1.11 § 104c Absatz 4 - Hinweispflichten der Ausländerbehörden bzw. Aufzeigen von Handlungspflichten
Nach § 82 AufenthG ist der Ausländer verpflichtet, seine Belange und für ihn günstigen Umstände - soweit sie nicht offenkundig oder bekannt sind - unter Angabe nachprüfbarer Umstände unverzüglich geltend zu machen und die erforderlichen Nachweise über seine persönlichen Verhältnisse u.a. unverzüglich beizubringen. Zugleich soll der Ausländer nach § 82 Absatz 3 Satz 1 AufenthG auf seine wesentlichen Rechte und Pflichten nach diesem Gesetz hingewiesen werden, insbesondere zu seinen ausweisrechtlichen Pflichten (§ 48 AufenthG) sowie die Pflichten zur Identitätsklärung (§ 25a Absatz 6; § 25b Absatz 8 AufenthG). Hierbei ist darauf Rücksicht zu nehmen, dass Antragsteller oftmals aus sprachlichen und sozialen Gründen, mangelnder Vertrautheit mit der deutschen Behördenorganisation sowie der Komplexität der Rechtsmaterie Schwierigkeiten haben können, ihre Rechte und Pflichten zu überblicken (vgl. Ziffer 82.3 AVV-AufenthG), eine verständliche Erläuterung ist daher wichtig.

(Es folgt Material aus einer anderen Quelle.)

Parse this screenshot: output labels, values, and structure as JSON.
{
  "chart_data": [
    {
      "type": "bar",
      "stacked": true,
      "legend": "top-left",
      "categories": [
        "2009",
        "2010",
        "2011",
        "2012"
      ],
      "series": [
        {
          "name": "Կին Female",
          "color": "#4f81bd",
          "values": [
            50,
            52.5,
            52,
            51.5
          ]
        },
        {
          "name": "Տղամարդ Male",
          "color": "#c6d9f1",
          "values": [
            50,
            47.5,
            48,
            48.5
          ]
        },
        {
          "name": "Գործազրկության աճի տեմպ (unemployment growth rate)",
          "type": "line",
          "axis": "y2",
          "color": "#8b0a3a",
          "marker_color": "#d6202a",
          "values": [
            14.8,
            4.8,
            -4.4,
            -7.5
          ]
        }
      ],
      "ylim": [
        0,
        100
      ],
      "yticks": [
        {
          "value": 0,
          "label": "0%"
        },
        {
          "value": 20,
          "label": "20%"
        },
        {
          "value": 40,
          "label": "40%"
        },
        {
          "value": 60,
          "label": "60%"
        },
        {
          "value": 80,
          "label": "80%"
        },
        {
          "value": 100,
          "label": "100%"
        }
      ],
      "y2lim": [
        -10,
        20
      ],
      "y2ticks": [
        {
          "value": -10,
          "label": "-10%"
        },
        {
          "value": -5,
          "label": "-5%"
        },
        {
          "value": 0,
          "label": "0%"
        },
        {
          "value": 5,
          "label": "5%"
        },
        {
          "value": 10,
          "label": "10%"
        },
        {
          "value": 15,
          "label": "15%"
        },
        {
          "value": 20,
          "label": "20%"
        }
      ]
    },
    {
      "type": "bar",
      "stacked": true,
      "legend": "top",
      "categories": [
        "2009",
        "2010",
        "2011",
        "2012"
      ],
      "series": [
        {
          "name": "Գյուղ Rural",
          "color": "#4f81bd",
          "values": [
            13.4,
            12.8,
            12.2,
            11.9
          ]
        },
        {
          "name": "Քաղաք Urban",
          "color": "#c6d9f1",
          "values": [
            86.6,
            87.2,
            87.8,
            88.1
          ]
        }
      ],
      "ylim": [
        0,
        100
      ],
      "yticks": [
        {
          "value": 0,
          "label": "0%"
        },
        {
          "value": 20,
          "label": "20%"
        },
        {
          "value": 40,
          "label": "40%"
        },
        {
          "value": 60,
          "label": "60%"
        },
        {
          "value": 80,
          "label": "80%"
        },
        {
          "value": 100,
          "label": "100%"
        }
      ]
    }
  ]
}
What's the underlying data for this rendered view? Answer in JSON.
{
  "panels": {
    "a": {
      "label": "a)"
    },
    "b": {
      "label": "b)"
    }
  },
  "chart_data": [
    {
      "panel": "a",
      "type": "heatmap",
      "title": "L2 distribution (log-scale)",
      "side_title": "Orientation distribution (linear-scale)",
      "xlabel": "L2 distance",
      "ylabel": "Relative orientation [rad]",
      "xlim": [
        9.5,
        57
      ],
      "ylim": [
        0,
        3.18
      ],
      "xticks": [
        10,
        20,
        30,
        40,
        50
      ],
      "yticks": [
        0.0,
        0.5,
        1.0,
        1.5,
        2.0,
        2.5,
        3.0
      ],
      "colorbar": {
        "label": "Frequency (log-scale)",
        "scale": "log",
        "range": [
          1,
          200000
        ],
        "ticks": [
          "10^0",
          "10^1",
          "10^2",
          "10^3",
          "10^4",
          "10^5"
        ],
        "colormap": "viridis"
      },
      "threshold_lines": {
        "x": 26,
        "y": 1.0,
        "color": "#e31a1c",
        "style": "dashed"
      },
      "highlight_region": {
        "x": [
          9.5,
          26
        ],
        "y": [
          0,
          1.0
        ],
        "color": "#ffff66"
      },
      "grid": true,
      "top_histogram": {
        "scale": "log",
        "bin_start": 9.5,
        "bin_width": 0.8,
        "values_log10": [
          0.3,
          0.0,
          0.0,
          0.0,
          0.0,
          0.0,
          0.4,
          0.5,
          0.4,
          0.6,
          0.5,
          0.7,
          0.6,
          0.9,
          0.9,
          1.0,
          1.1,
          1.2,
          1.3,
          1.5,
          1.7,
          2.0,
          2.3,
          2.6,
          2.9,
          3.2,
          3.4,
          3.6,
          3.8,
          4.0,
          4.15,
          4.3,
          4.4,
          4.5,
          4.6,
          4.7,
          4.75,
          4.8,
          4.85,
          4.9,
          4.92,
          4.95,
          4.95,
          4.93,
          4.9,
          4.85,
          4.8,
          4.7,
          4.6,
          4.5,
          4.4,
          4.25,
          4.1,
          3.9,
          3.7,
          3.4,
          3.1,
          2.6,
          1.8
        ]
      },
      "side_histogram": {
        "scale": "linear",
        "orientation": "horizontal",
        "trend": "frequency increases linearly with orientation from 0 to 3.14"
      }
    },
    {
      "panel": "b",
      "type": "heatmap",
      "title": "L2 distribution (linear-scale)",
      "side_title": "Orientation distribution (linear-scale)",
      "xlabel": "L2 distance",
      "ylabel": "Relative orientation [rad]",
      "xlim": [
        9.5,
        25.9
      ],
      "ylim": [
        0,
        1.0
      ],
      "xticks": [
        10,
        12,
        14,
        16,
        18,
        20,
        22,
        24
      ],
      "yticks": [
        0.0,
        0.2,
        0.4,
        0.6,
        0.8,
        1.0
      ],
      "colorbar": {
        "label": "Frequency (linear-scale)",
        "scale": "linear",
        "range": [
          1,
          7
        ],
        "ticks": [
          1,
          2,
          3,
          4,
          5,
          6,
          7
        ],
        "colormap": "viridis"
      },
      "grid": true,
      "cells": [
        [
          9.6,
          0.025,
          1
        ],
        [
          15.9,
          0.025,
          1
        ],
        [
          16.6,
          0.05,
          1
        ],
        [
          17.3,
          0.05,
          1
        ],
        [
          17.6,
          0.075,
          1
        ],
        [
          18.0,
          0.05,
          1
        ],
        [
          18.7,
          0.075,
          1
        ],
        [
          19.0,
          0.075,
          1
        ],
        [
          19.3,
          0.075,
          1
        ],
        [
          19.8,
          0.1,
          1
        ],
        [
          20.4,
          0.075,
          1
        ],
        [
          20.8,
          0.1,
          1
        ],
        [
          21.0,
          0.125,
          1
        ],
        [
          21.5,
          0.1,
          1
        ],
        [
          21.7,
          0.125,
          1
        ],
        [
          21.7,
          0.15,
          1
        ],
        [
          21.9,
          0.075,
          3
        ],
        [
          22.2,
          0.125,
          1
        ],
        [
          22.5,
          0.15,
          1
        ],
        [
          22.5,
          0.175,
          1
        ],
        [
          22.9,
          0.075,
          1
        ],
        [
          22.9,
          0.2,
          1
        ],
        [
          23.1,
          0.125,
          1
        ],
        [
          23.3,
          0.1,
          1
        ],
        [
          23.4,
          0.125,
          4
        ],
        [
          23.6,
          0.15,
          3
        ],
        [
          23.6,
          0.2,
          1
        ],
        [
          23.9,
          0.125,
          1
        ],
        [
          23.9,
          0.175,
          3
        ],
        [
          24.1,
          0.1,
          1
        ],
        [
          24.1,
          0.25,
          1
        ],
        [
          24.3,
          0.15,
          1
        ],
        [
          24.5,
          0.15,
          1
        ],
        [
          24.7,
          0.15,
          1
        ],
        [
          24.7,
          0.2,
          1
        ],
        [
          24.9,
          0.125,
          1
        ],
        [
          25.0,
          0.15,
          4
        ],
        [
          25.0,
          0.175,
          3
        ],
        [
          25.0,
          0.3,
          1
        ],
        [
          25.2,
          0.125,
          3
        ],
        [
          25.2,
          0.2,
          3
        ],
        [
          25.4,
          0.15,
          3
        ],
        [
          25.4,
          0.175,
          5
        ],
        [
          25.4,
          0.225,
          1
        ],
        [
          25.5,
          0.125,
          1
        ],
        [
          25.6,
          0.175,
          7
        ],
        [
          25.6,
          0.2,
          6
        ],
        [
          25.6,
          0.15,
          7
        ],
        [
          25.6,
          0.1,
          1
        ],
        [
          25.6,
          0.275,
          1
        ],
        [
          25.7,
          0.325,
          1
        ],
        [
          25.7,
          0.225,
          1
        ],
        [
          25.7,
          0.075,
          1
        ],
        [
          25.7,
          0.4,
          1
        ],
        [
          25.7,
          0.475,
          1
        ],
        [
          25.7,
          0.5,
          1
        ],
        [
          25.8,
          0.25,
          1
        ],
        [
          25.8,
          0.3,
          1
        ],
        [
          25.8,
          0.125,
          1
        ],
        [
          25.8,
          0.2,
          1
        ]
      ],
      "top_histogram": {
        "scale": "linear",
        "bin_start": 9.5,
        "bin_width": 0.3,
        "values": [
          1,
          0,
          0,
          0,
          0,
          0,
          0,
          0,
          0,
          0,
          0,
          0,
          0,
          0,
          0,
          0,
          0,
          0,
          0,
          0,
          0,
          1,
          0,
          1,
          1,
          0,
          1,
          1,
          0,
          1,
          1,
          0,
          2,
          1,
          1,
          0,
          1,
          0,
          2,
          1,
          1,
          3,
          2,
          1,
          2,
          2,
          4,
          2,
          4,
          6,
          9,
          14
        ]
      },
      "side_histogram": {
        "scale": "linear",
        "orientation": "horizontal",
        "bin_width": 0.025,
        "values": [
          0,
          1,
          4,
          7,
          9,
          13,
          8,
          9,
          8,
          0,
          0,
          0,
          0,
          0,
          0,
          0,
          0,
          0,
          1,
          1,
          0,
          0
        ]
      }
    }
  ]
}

Der Ausländer ist nach § 104c Absatz 4 spätestens bei der Erteilung der Aufenthaltserlaubnis nach § 104c konkret darauf hinzuweisen, welche Voraussetzungen nach dem Ablauf der 18 Monate der Chancen-Aufenthaltserlaubnis für die Erteilung einer Aufenthaltserlaubnis nach § 25b AufenthG und, falls er das 27. Lebensjahr noch nicht vollendet hat, nach § 25a AufenthG erfüllt sein müssen. Hinsichtlich der Altersgrenze in § 25a AufenthG ist maßgeblich auf den Zeitpunkt der Antragstellung abzustellen. Das Erreichen der Altersgrenzen nach Antragstellung ist unbeachtlich. Dabei soll die Ausländerbehörde auch konkrete Handlungspflichten, die in zumutbarer Weise zu erfüllen sind, bezeichnen.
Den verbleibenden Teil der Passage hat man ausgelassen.